Securing Electricity in Afghanistan


Afghanistan’s efforts to restore electricity to underserved citizens improved dramatically with the approval of a new energy agreement with Uzbekistan in October 2018. 

Uzbekistan’s national energy company, Uzbekenergo, will help modernize Afghanistan’s electrical grid by building a $150 million transmission line from Surkhan in Uzbekistan to Puli-Khumri in northern Afghanistan.

Although Uzbekistan has supplied Afghanistan with electricity since 2002, connections have been insufficient to cover the whole country. In 2017, Afghanistan signed a contract with Uzbekistan to buy nearly 2 billion kilowatt hours of electricity and have transmitted some of that power through lines in Tajikistan. 

Central Asian states have increasingly integrated their electrical networks and await infrastructure improvements to sell more of their surplus power to Afghanistan.

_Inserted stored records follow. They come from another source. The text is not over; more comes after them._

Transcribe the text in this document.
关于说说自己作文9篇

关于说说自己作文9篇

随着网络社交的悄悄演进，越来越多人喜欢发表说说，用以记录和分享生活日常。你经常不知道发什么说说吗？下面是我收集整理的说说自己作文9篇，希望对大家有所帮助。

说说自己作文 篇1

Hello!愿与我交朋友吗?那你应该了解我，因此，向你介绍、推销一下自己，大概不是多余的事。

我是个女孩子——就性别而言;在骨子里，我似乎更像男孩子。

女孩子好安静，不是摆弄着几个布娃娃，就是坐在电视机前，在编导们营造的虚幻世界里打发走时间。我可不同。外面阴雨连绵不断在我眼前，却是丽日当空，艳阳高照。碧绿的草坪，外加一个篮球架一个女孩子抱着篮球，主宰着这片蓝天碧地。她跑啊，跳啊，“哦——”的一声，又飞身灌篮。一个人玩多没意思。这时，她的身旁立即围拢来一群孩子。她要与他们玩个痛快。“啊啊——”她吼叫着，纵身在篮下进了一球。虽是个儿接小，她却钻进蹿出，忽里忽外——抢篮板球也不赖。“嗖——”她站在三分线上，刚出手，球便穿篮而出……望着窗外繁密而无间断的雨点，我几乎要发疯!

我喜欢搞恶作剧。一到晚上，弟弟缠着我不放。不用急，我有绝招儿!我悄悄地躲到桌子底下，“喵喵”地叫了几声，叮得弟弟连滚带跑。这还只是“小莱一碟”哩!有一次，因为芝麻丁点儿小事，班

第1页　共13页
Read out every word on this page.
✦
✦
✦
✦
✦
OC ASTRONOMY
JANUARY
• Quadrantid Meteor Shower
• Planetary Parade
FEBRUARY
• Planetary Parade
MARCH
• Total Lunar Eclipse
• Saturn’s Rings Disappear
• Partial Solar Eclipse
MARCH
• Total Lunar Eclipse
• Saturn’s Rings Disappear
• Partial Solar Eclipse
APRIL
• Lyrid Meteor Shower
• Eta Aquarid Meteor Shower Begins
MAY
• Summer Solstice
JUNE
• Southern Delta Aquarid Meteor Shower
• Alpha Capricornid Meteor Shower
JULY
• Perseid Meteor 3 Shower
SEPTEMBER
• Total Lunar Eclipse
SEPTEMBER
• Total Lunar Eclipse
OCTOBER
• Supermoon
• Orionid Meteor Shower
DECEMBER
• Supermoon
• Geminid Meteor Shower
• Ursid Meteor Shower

Uzbekenergo sees itself as a hub of a regional power grid that can supply electricity to underserved areas. It estimates the new Afghan power lines could boost Uzbek electricity exports by 70 percent.  

From the point of view of the government in Kabul, providing critical services to distant provinces would help unite a country in which extremists like the Taliban try to incite popular discontent. 

The new power line to Afghanistan would also allow the Hairatan-Mazar-i-Sharif railroad between Uzbekistan and Afghanistan to switch from diesel to electric locomotives, reducing the cost of cargo.